Do you know where your meat comes from? Where it lived, what it ate or who took care of it? Customers of El Rancho Ojo de Agua can answer all those questions with a resounding yes.
El Rancho Ojo de Agua has been in purveyor Susana Canseco’s family for six generations. In 1970, Susana’s father Guillermo “Memo” Canseco launched the ranch into the cattle business. Today, Susana and her mother run a complete calf-cow operation, producing grass-fed Hereford-Charolais-Angus hybrids. A lawyer by trade, Canseco runs the Texas branch of the Ojo de Agua business with her husband Brandon Seale, a native San Antonian, independent oilman and owner of Zaragoza Resources.
The beef’s journey begins at the headquarters of El Rancho Ojo de Agua near Acuña, Coahuila, in Mexico. Calves roam chemical-, pesticide- and fertilizer-free pastures just across the border from Del Rio, until they are weaned. The 10-month old steers then make their way to Devine, where they graze in grassy pastures. In times of drought like the present, Canseco augments the natural grass with coastal hay and alfalfa, which help to both “meet the animals’ nutritional needs and maintain our pastures in good health,” she explained. “We want to rest our pastures intermittently and give them time to rejuvenate.”
Canseco and Seale tend to the largely self-sufficient herd from San Antonio for another year and a half. They visit twice a week on average, monitoring the animals’ condition and food supply, mending fences or water troughs and rotating the steer between sections of land. “We haven’t had any big problems,” Canseco said of the herd’s health, though the ranch manager in Acuña or specialists with the Texas A&M University AgriLife Extension Service are available to provide expert advice when necessary. Another network of support comes from Canseco’s former classmates of the “Beginning Farmers & Ranchers” program by Holistic Management International.
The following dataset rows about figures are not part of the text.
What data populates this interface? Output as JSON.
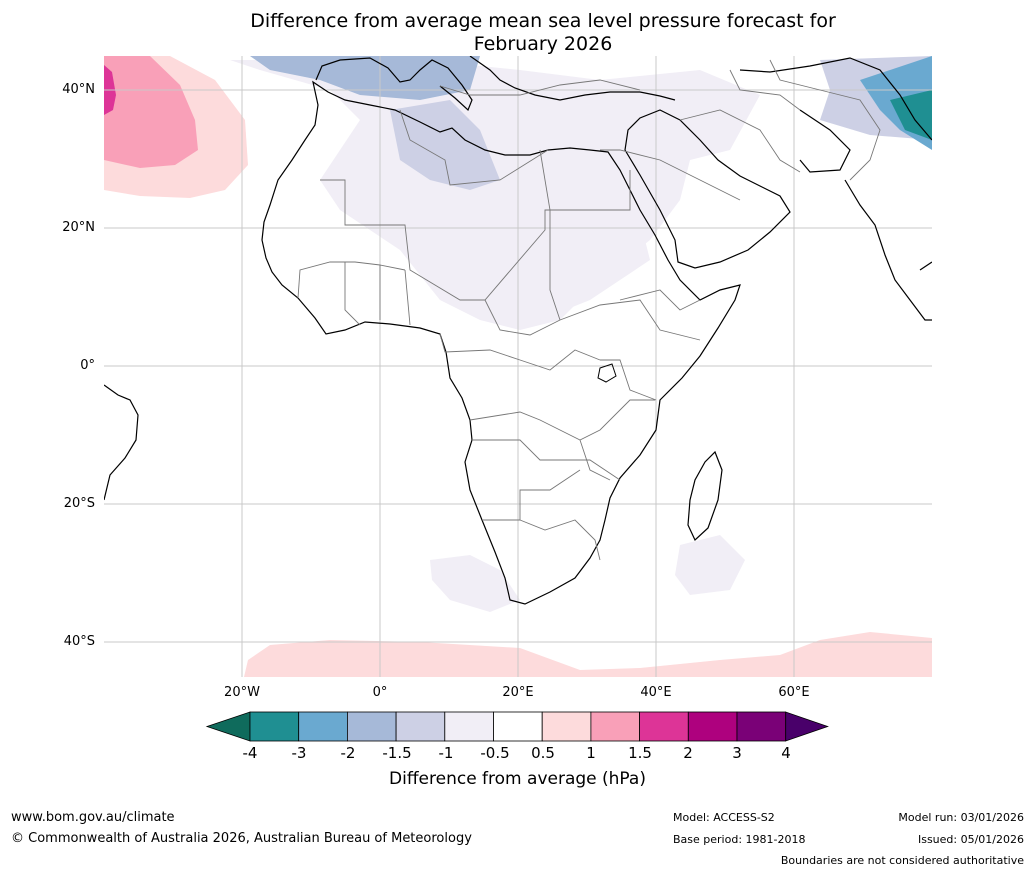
{
  "title": {
    "line1": "Difference from average mean sea level pressure forecast for",
    "line2": "February 2026"
  },
  "latitude_labels": [
    "40°N",
    "20°N",
    "0°",
    "20°S",
    "40°S"
  ],
  "longitude_labels": [
    "20°W",
    "0°",
    "20°E",
    "40°E",
    "60°E"
  ],
  "legend": {
    "title": "Difference from average (hPa)",
    "ticks": [
      "-4",
      "-3",
      "-2",
      "-1.5",
      "-1",
      "-0.5",
      "0.5",
      "1",
      "1.5",
      "2",
      "3",
      "4"
    ],
    "colors": {
      "below_min": "#0f6b5c",
      "bins": [
        "#1f8f92",
        "#6aa9d0",
        "#a6b9d8",
        "#cdd0e5",
        "#f1eef6",
        "#ffffff",
        "#fddbdc",
        "#f9a0b8",
        "#dd3497",
        "#ae017e",
        "#7a0177"
      ],
      "above_max": "#49006a"
    }
  },
  "footer": {
    "website": "www.bom.gov.au/climate",
    "copyright": "© Commonwealth of Australia 2026, Australian Bureau of Meteorology",
    "model": "Model: ACCESS-S2",
    "base_period": "Base period: 1981-2018",
    "model_run": "Model run: 03/01/2026",
    "issued": "Issued: 05/01/2026",
    "disclaimer": "Boundaries are not considered authoritative"
  }
}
Canseco belongs to the 2013 graduating class of the program, which was designed to educate and empower women farmers.
When the time comes for slaughter, Canseco and Seale personally transport their animals to the Uvalde Meat Market and Processing facility. “Cattle are really lovely animals, and we take pride in giving them good lives and when the time comes, respectful and humane deaths,” writes Canseco on the Ojo de Agua website.
Canseco, Seale and the newest rancher, baby Memo, set up shop every Sunday from 9 a.m. to 1 p.m. at the Quarry Farmers & Ranchers Market where they sell beef and bolsas—bags made from recycled feed sacks. Canseco also meets with customers by appointment at her Broadway office location and makes regular deliveries to her hometown of Del Rio. “It’s already a challenge to buy beef this way, so I’m trying to make it as convenient as possible for clients,” she said. Ojo de Agua meat comes in kitchen-ready retail cuts or bulk quarters and halves.
“We sell off and on to a few restaurants as supply permits,” said Canseco, naming Zedric’s, Tim the Girl, Uncommon Fare grocery store and Hopdoddy Burger Bar in Austin. Her first client was the Little Aussie Bakery & Café, and she regularly sells to Andrea Thompson of Katie’s Jar all-natural pet treats.
The Agricultural Marketing Service of the U.S. Department of Agriculture allows product to be marketed as “grass-fed” when “grass and forage [are] the feed source consumed for the lifetime of the ruminant animal, with the exception of milk consumed prior to weaning.” As an operation committed to providing natural, grass-fed meat, Canseco’s South Texas business faces one major and practically constant challenge: drought.
The leased pasture where Canseco and Seale keep their herd is designed for irrigation and lies within the Bexar-Medina-Atascosa Counties Water Control and Improvement District No. 1 (referred to as BMA). Water for irrigation in this area has been totally restricted since August, 2012. “It’s cut off until we get some rain,” said BMA Business Manager Ed Berger. “It’s just a very severe drought. There’s no water to effectively allow irrigation.” As of September 3, Berger reported that 11,360 acre-feet of water remained in Medina Lake. “That’s about 4.5 percent full,” he said. “You can’t give something you don’t have.” Until rain replenishes Medina Lake, farmers and ranchers like Canseco will have to wait.
No water for irrigation means slower pasture regrowth, which forces Canseco to downstock, supplement animal diets with other grasses and carefully manage her pasture. “Instead of fretting over things where we have zero control, we improve those things over which we do have control,” Canseco said.
“By scaling back the number of animals produced and focusing on quality, we’ve learned things over the past few years that have allowed us to improve consistency.”